|A beautiful latte in a beautiful land.|
My wheels are rolling, as they do. A favorite writer recently asked, "how do we do exactly what we feel like because it is also our soul’s greater good?"
I want to be good, always have. Mom tells me she rarely had to discipline me as a toddler, I was so SORRY when I'd done something wrong. Somehow, my struggle formed between wanting to be good versus wanting to be good according to everyone.
In my Middle School days, being good became an anomaly. A strong and talented student, I was baffled. Why did everyone like the people who weren't being good? Why were they cool? I wanted to stand out, be more than just a goodie-two-shoes. Uncomfortable in my skin, unsure of my talents and passion, placing so much importance on social life.

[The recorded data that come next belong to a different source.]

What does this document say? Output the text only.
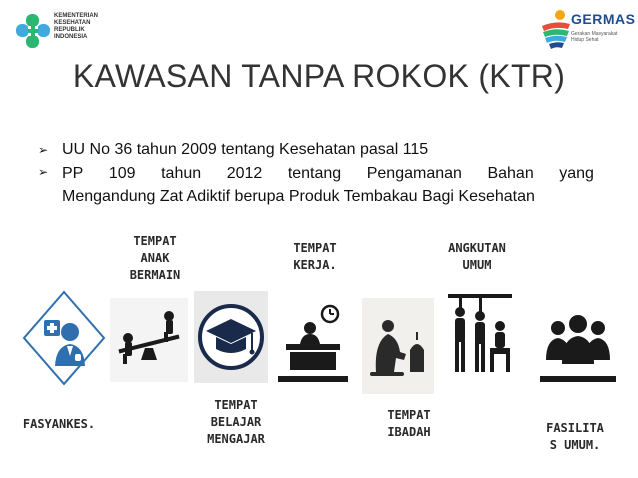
KEMENTERIAN
KESEHATAN
REPUBLIK
INDONESIA
GERMAS
Gerakan Masyarakat
Hidup Sehat
KAWASAN TANPA ROKOK (KTR)
➢ UU No 36 tahun 2009 tentang Kesehatan pasal 115
➢ PP 109 tahun 2012 tentang Pengamanan Bahan yang
Mengandung Zat Adiktif berupa Produk Tembakau Bagi Kesehatan
TEMPAT
ANAK
BERMAIN
TEMPAT
KERJA.
ANGKUTAN
UMUM
FASYANKES.
TEMPAT
BELAJAR
MENGAJAR
TEMPAT
IBADAH	FASILITA
S UMUM.
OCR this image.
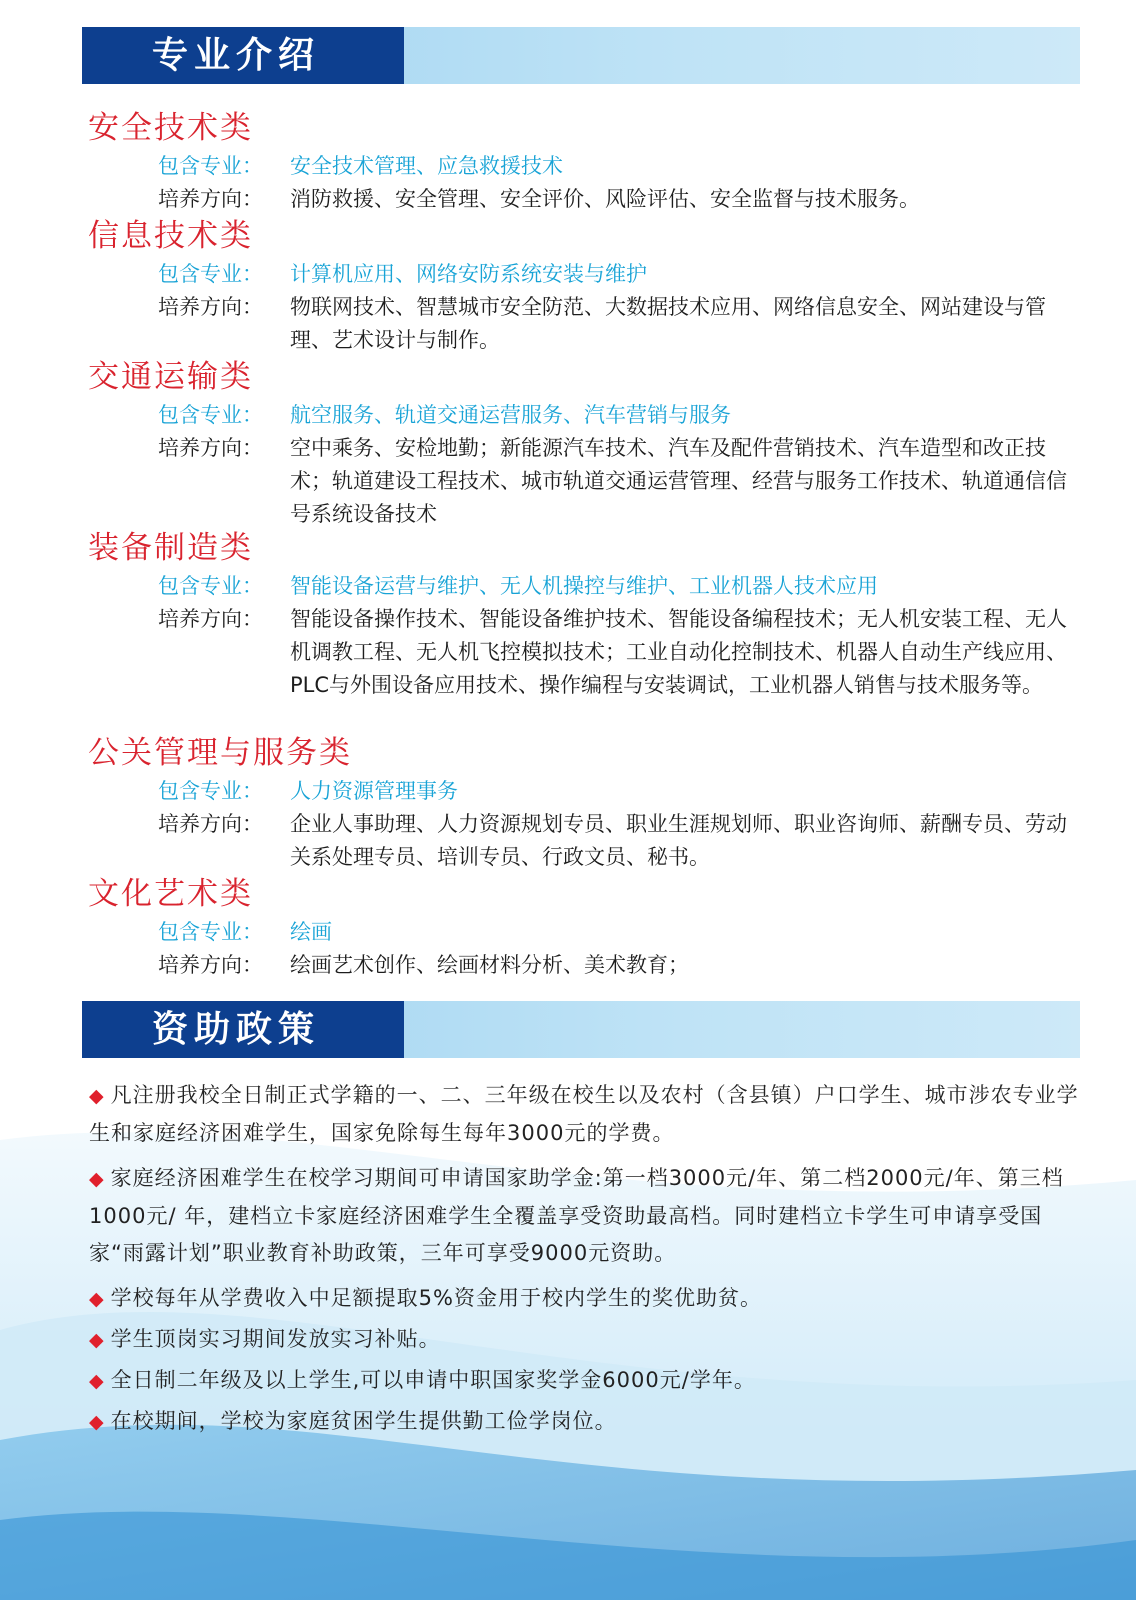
专业介绍
安全技术类
包含专业： 安全技术管理、应急救援技术
培养方向： 消防救援、安全管理、安全评价、风险评估、安全监督与技术服务。
信息技术类
包含专业： 计算机应用、网络安防系统安装与维护
培养方向： 物联网技术、智慧城市安全防范、大数据技术应用、网络信息安全、网站建设与管理、艺术设计与制作。
交通运输类
包含专业： 航空服务、轨道交通运营服务、汽车营销与服务
培养方向： 空中乘务、安检地勤；新能源汽车技术、汽车及配件营销技术、汽车造型和改正技术；轨道建设工程技术、城市轨道交通运营管理、经营与服务工作技术、轨道通信信号系统设备技术
装备制造类
包含专业： 智能设备运营与维护、无人机操控与维护、工业机器人技术应用
培养方向： 智能设备操作技术、智能设备维护技术、智能设备编程技术；无人机安装工程、无人机调教工程、无人机飞控模拟技术；工业自动化控制技术、机器人自动生产线应用、PLC与外围设备应用技术、操作编程与安装调试，工业机器人销售与技术服务等。
公关管理与服务类
包含专业： 人力资源管理事务
培养方向： 企业人事助理、人力资源规划专员、职业生涯规划师、职业咨询师、薪酬专员、劳动关系处理专员、培训专员、行政文员、秘书。
文化艺术类
包含专业： 绘画
培养方向： 绘画艺术创作、绘画材料分析、美术教育；
资助政策
◆ 凡注册我校全日制正式学籍的一、二、三年级在校生以及农村（含县镇）户口学生、城市涉农专业学生和家庭经济困难学生，国家免除每生每年3000元的学费。
◆ 家庭经济困难学生在校学习期间可申请国家助学金:第一档3000元/年、第二档2000元/年、第三档1000元/ 年，建档立卡家庭经济困难学生全覆盖享受资助最高档。同时建档立卡学生可申请享受国家“雨露计划”职业教育补助政策，三年可享受9000元资助。
◆ 学校每年从学费收入中足额提取5%资金用于校内学生的奖优助贫。
◆ 学生顶岗实习期间发放实习补贴。
◆ 全日制二年级及以上学生,可以申请中职国家奖学金6000元/学年。
◆ 在校期间，学校为家庭贫困学生提供勤工俭学岗位。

I needed more confidence then, and really, who doesn't in adolescence? With more confidence now, maybe I'd be better at following my gut instinct. Inherent do-gooding backed up with, "yes, I trust myself on this" is powerful, and it takes practice. When I do good, I feel good.
I'm questioning my do-gooding after this week in choir. We took a trip to Bozeman for Celebrate America on Monday, a pretty easy trip, as I've done it several times. I think the kids had fun, they were well-behaved, focused, and sang well when it was time. Over the past couple weeks, I've lost several important students. One in particular completely blind-sided me yesterday, especially after this trip. I can't help but take it personally when talented, crucial singers decide to leave. I can't help but think of what I've done wrong- and my first reaction, even after four years, is to be defensive and hurt. After the exchange, I always wish I had just made the student feel more appreciated.
These past four years in the choir room have been hard- balancing social dynamics of small groups, planning lessons for six very different classes, envisioning & executing performance after performance. Striving to do the position justice can seem almost impossible when held to the standard of choir teacher I've idealized, as I often fall short in one area while excelling in another. Part of me wants to recoil into my turtle-shell, give up. I know, as my grandma would say, I am too hard on myself.
It's time in my career to step back and synthesize. Share my perspective and created materials with my student-teacher, and with other teachers, too.
If I could visit teenage me, I'd encourage myself to follow my instincts. Meditating on how to do that better in my job and in my life. I think this is a start:
This weekend, taking a little self-declared unplug...maybe to become a weekend ritual.
Shut the devices. Do more good.
Laugh. Create. Get outside. Write in pen. Read. Sleep. Gaze. Play. Sing. Cook.
Focus on my loved ones.
I hope your weekend has some of the same.